Строй из полусотни темнокожих парней самого разного возраста выглядел молчаливо и внушительно. Пятнистый коричневато-зеленый камуфляж, берцы, черные береты. После команды сержанта из местных коммандос стали по стойке смирно и, как обычно на утреннем разводе, поприветствовали командира, начальника и инструктора в лице подполковника Орехова. Сергей молча прошелся вдоль строя, не без грустинки в глазах всматриваясь в лица теперь уже не подвластных ему курсантов, с которыми он пролил не один литр пота на занятиях и учениях. Каждый из курсантов, вопреки обычному воинскому правилу «есть глазами начальство», взгляд перед подполковником опускал – Орехов давно уже знал, что у местных это считается знаком уважения.

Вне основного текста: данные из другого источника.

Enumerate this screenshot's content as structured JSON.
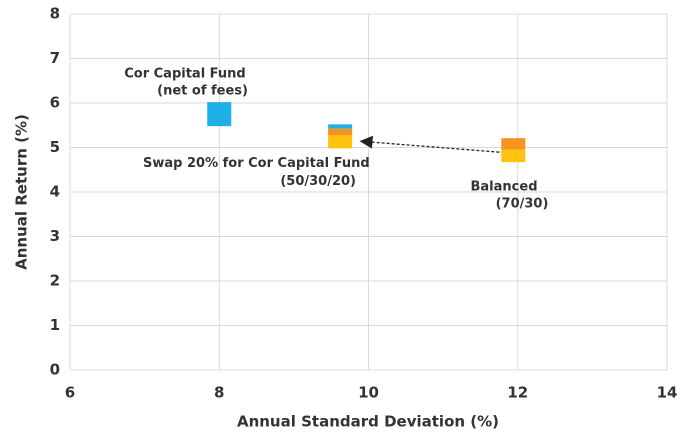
{
  "chart_data": {
    "type": "scatter",
    "xlabel": "Annual Standard Deviation (%)",
    "ylabel": "Annual Return (%)",
    "xlim": [
      6,
      14
    ],
    "xticks": [
      6,
      8,
      10,
      12,
      14
    ],
    "ylim": [
      0,
      8
    ],
    "yticks": [
      0,
      1,
      2,
      3,
      4,
      5,
      6,
      7,
      8
    ],
    "grid": true,
    "points": [
      {
        "label": [
          "Cor Capital Fund",
          "(net of fees)"
        ],
        "x": 8.0,
        "y": 5.75,
        "colors": [
          "#1eaee8"
        ]
      },
      {
        "label": [
          "Swap 20% for Cor Capital Fund",
          "(50/30/20)"
        ],
        "x": 9.62,
        "y": 5.25,
        "colors": [
          "#1eaee8",
          "#f7941d",
          "#ffc20e"
        ]
      },
      {
        "label": [
          "Balanced",
          "(70/30)"
        ],
        "x": 11.94,
        "y": 4.94,
        "colors": [
          "#f7941d",
          "#ffc20e"
        ]
      }
    ]
  }
}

Пройдя вдоль строя, подполковник вернулся к Дрогову и негромко произнес:
– Ну что, товарищи бойцы, повезло вам – уезжаю я. Теперь вам, наверное, нового инструктора пришлют – может быть, он помягче с вами обходиться будет. Хотя я так вам скажу: лучше здесь, в учебном центре, сто ведер пота пролить, чем потом где-то литр-другой крови. Учитесь, ребятки, хорошенько, а то война только один вид двоек ставить умеет – в виде креста на могилке, – тут Орехов слегка смешался, припомнив, что перед ним стоят не только христиане, по странному капризу истории составлявшие большинство эфиопов, но и мусульмане. – В общем, удачи вам всем, ребята, и прощайте. Как говорят у нас, в России, не поминайте лихом.
Говорить больше было не о чем, и подполковник просто поднес ладонь к козырьку кепи, или, как говорят гражданские, «отдал честь» – хотя этот международный жест на самом деле именуется «воинским приветствием».

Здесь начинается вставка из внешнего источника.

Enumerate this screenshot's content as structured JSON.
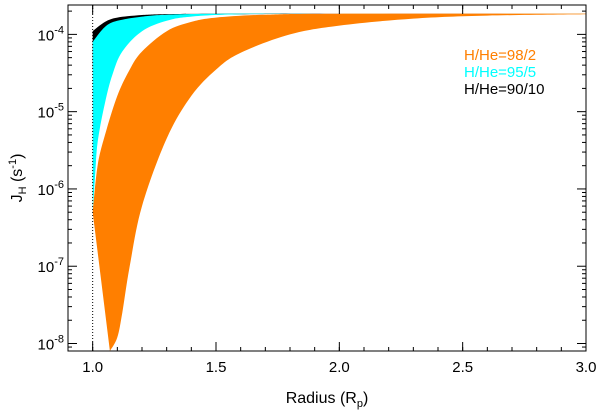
{
  "chart_data": {
    "type": "area",
    "title": "",
    "xlabel": {
      "main": "Radius (R",
      "sub": "p",
      "tail": ")"
    },
    "ylabel": {
      "main": "J",
      "sub": "H",
      "mid": " (s",
      "sup": "-1",
      "tail": ")"
    },
    "x_scale": "linear",
    "y_scale": "log",
    "xlim": [
      0.9,
      3.0
    ],
    "ylim": [
      8e-09,
      0.00024
    ],
    "x_ticks": [
      {
        "value": 1.0,
        "label": "1.0"
      },
      {
        "value": 1.5,
        "label": "1.5"
      },
      {
        "value": 2.0,
        "label": "2.0"
      },
      {
        "value": 2.5,
        "label": "2.5"
      },
      {
        "value": 3.0,
        "label": "3.0"
      }
    ],
    "y_ticks": [
      {
        "value": 1e-08,
        "base": "10",
        "exp": "-8"
      },
      {
        "value": 1e-07,
        "base": "10",
        "exp": "-7"
      },
      {
        "value": 1e-06,
        "base": "10",
        "exp": "-6"
      },
      {
        "value": 1e-05,
        "base": "10",
        "exp": "-5"
      },
      {
        "value": 0.0001,
        "base": "10",
        "exp": "-4"
      }
    ],
    "reference_line": {
      "x": 1.0,
      "style": "dotted"
    },
    "legend_position": "top-right",
    "series": [
      {
        "name": "H/He=90/10",
        "color": "#000000",
        "upper": [
          [
            1.0,
            0.00011
          ],
          [
            1.05,
            0.000145
          ],
          [
            1.1,
            0.000165
          ],
          [
            1.2,
            0.000178
          ],
          [
            1.3,
            0.000183
          ],
          [
            1.5,
            0.000185
          ],
          [
            2.0,
            0.000186
          ],
          [
            3.0,
            0.000186
          ]
        ],
        "lower": [
          [
            1.0,
            3.5e-05
          ],
          [
            1.05,
            7e-05
          ],
          [
            1.1,
            0.0001
          ],
          [
            1.15,
            0.000125
          ],
          [
            1.2,
            0.000145
          ],
          [
            1.3,
            0.000165
          ],
          [
            1.5,
            0.00018
          ],
          [
            2.0,
            0.000185
          ],
          [
            3.0,
            0.000186
          ]
        ]
      },
      {
        "name": "H/He=95/5",
        "color": "#00ffff",
        "upper": [
          [
            1.0,
            8e-05
          ],
          [
            1.05,
            0.000125
          ],
          [
            1.1,
            0.00015
          ],
          [
            1.2,
            0.00017
          ],
          [
            1.3,
            0.00018
          ],
          [
            1.5,
            0.000185
          ],
          [
            2.0,
            0.000186
          ],
          [
            3.0,
            0.000186
          ]
        ],
        "lower": [
          [
            1.0,
            5e-07
          ],
          [
            1.01,
            1.5e-06
          ],
          [
            1.02,
            4e-06
          ],
          [
            1.05,
            1.3e-05
          ],
          [
            1.08,
            3e-05
          ],
          [
            1.12,
            6e-05
          ],
          [
            1.2,
            0.00011
          ],
          [
            1.3,
            0.00015
          ],
          [
            1.4,
            0.00017
          ],
          [
            1.6,
            0.000182
          ],
          [
            2.0,
            0.000186
          ],
          [
            3.0,
            0.000186
          ]
        ]
      },
      {
        "name": "H/He=98/2",
        "color": "#ff7f00",
        "upper": [
          [
            1.0,
            5e-07
          ],
          [
            1.02,
            2e-06
          ],
          [
            1.05,
            5e-06
          ],
          [
            1.1,
            1.6e-05
          ],
          [
            1.15,
            3.5e-05
          ],
          [
            1.2,
            6e-05
          ],
          [
            1.3,
            0.00011
          ],
          [
            1.4,
            0.000145
          ],
          [
            1.5,
            0.000165
          ],
          [
            1.7,
            0.00018
          ],
          [
            2.0,
            0.000185
          ],
          [
            3.0,
            0.000186
          ]
        ],
        "lower": [
          [
            1.07,
            8e-09
          ],
          [
            1.1,
            1.2e-08
          ],
          [
            1.12,
            2.5e-08
          ],
          [
            1.15,
            1e-07
          ],
          [
            1.2,
            6e-07
          ],
          [
            1.3,
            4.5e-06
          ],
          [
            1.4,
            1.6e-05
          ],
          [
            1.5,
            3.5e-05
          ],
          [
            1.6,
            5.8e-05
          ],
          [
            1.8,
            0.0001
          ],
          [
            2.0,
            0.00013
          ],
          [
            2.3,
            0.00016
          ],
          [
            2.6,
            0.000175
          ],
          [
            3.0,
            0.000182
          ]
        ]
      }
    ],
    "legend": [
      {
        "label": "H/He=98/2",
        "color": "#ff7f00"
      },
      {
        "label": "H/He=95/5",
        "color": "#00ffff"
      },
      {
        "label": "H/He=90/10",
        "color": "#000000"
      }
    ]
  }
}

На какое-то время на плацу воцарилась тишина, а затем в строю произошло некое шевеление и к подполковнику подошел один из бойцов. Не говоря ни слова, парень протянул Орехову длинный нож в ножнах темной кожи. Нож Сергей узнал сразу – этой замечательной работой каких-то местных умельцев он любовался не раз и даже слегка завидовал его владельцу. Что рукоятка, что длинный, слегка отливавший синевой, клинок, что ножны из толстой кожи, в которых нож прятался почти целиком – все было настоящим произведением искусства. Орехов по достоинству оценил дорогой подарок и, быстро сдернув с запястья браслет недешевых часов, немного сконфуженно протянул бойцу.
– Спасибо, парень! А это тебе – на память… Ну, все-все – становись в строй.

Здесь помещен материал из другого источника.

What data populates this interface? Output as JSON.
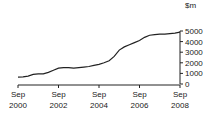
{
  "chart_data": {
    "type": "line",
    "y_label": "$m",
    "categories": [
      "Sep 2000",
      null,
      null,
      null,
      null,
      null,
      null,
      null,
      "Sep 2002",
      null,
      null,
      null,
      null,
      null,
      null,
      null,
      "Sep 2004",
      null,
      null,
      null,
      null,
      null,
      null,
      null,
      "Sep 2006",
      null,
      null,
      null,
      null,
      null,
      null,
      null,
      "Sep 2008"
    ],
    "values": [
      650,
      680,
      750,
      900,
      950,
      950,
      1100,
      1300,
      1500,
      1550,
      1550,
      1500,
      1550,
      1600,
      1650,
      1750,
      1850,
      2000,
      2200,
      2600,
      3200,
      3500,
      3700,
      3900,
      4100,
      4400,
      4600,
      4650,
      4700,
      4700,
      4750,
      4800,
      4900
    ],
    "color": "#222222",
    "ylim": [
      0,
      5000
    ],
    "yticks": [
      0,
      1000,
      2000,
      3000,
      4000,
      5000
    ],
    "grid": false
  }
}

Подполковник еще раз окинул всех, теперь уже бывших, своих учеников, снова вскинул ладонь к козырьку и через мгновение молча направился к ожидавшему в стороне запыленному уазику.
Спустя полчаса Орехов на старенькой вертушке летел в сторону Аддис-Абебы и с высоты птичьего полета любовался красотами Эфиопии – хотя, собственно, смотреть было и не на что, да и «любовался» – пожалуй, неточно и слишком громко для нескольких лениво-рассеянных взглядов, брошенных в иллюминатор. Внизу проплывала однообразная красно-коричневая унылость пыльных гор, местами перемежавшаяся желтоватыми участками степей или зелеными островками кустарников и лесов. Пару раз удалось увидеть стада каких-то антилоп, да промелькнули нескладные силуэты забавных жирафов.